What’s the issue with proton? Just the UI being a bit shit?
The UI has improved a lot since their re-brand, so I doubt that’s it.
they make a lot of promises about security, but email can truthfully only reach a certain level of security. the comment from @RTRedreovic@feddit.ch shows weaknesses in relying in protonmail to protect various aspects of your communications, but they sell themselves as TOTALLY SECURE.
the lady doth protest too much.
so they’re no more secure than, say, google, when you implement your own e2ee on top of email with PGP or something. but the promises of enhanced security actually set people up to expect more than that. coupled with the fact that they don’t even let you use imap or pop, it’s not exactly a hacker’s dream service.
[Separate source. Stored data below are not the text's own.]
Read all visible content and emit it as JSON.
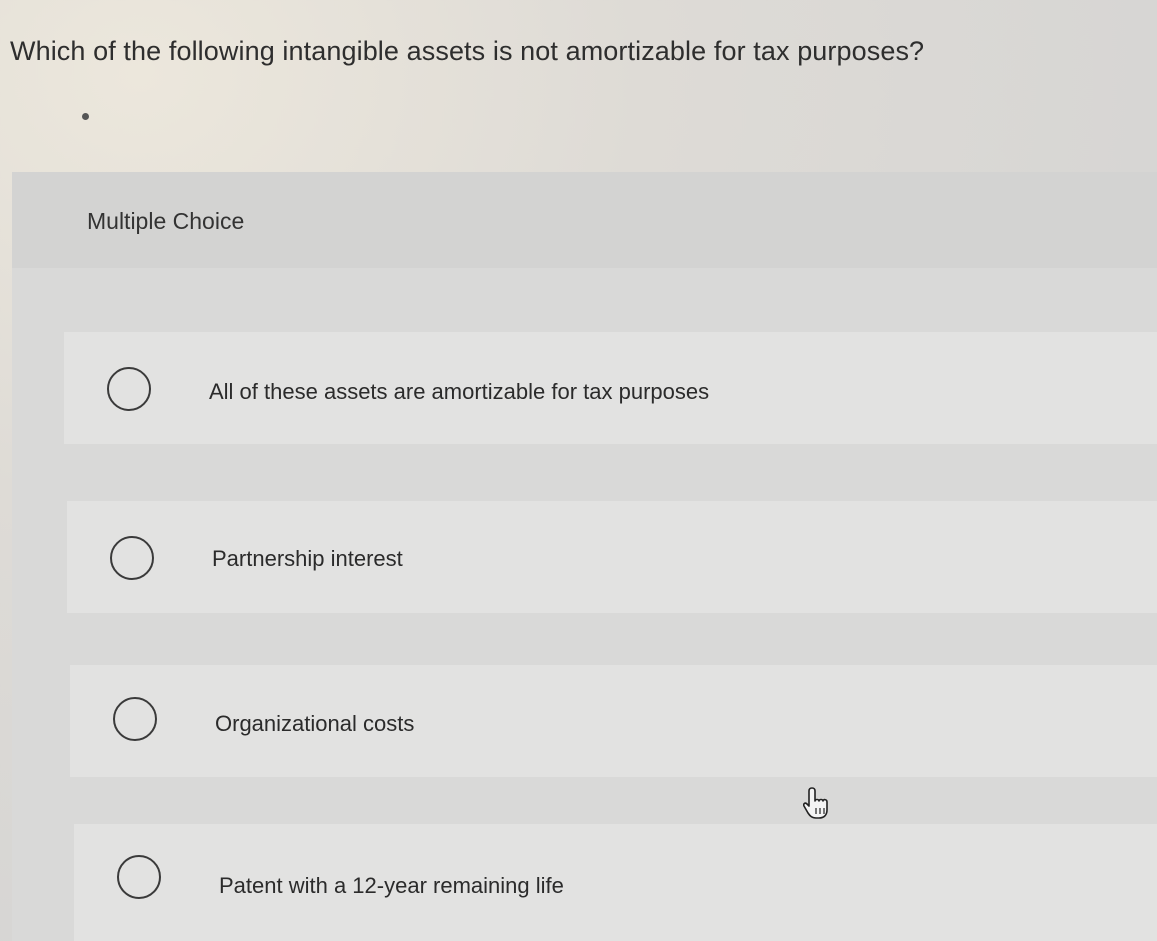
{
  "question": {
    "text": "Which of the following intangible assets is not amortizable for tax purposes?"
  },
  "panel": {
    "label": "Multiple Choice"
  },
  "options": [
    {
      "label": "All of these assets are amortizable for tax purposes",
      "selected": false
    },
    {
      "label": "Partnership interest",
      "selected": false
    },
    {
      "label": "Organizational costs",
      "selected": false
    },
    {
      "label": "Patent with a 12-year remaining life",
      "selected": false
    }
  ],
  "cursor": {
    "icon": "hand-pointer-icon"
  },
  "colors": {
    "radio_border": "#3a3a3a",
    "option_bg": "#e2e2e1",
    "panel_bg": "#d9d9d8"
  }
}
Proton only uses E2EE for the message body (including attachments). The subject and headers are not end-to-end encrypted.
That’s not entirely unreasonable, since they use that data for the search function on the server side. Nobody’s really cracked the nut of E2EE search, though there’s been some interesting research in the field recently.
Proton should be avoided.
https://www.theregister.com/2021/09/07/protonmail_hands_user_ip_address_police/
https://arstechnica.com/information-technology/2021/09/privacy-focused-protonmail-provided-a-users-ip-address-to-authorities/
https://cyberwarzone.com/protonmail-complies-with-a-record-6000-government-requests-for-user-data-in-2022/
https://encryp.ch/blog/disturbing-facts-about-protonmail/
I do agree that’s a fair point about mail.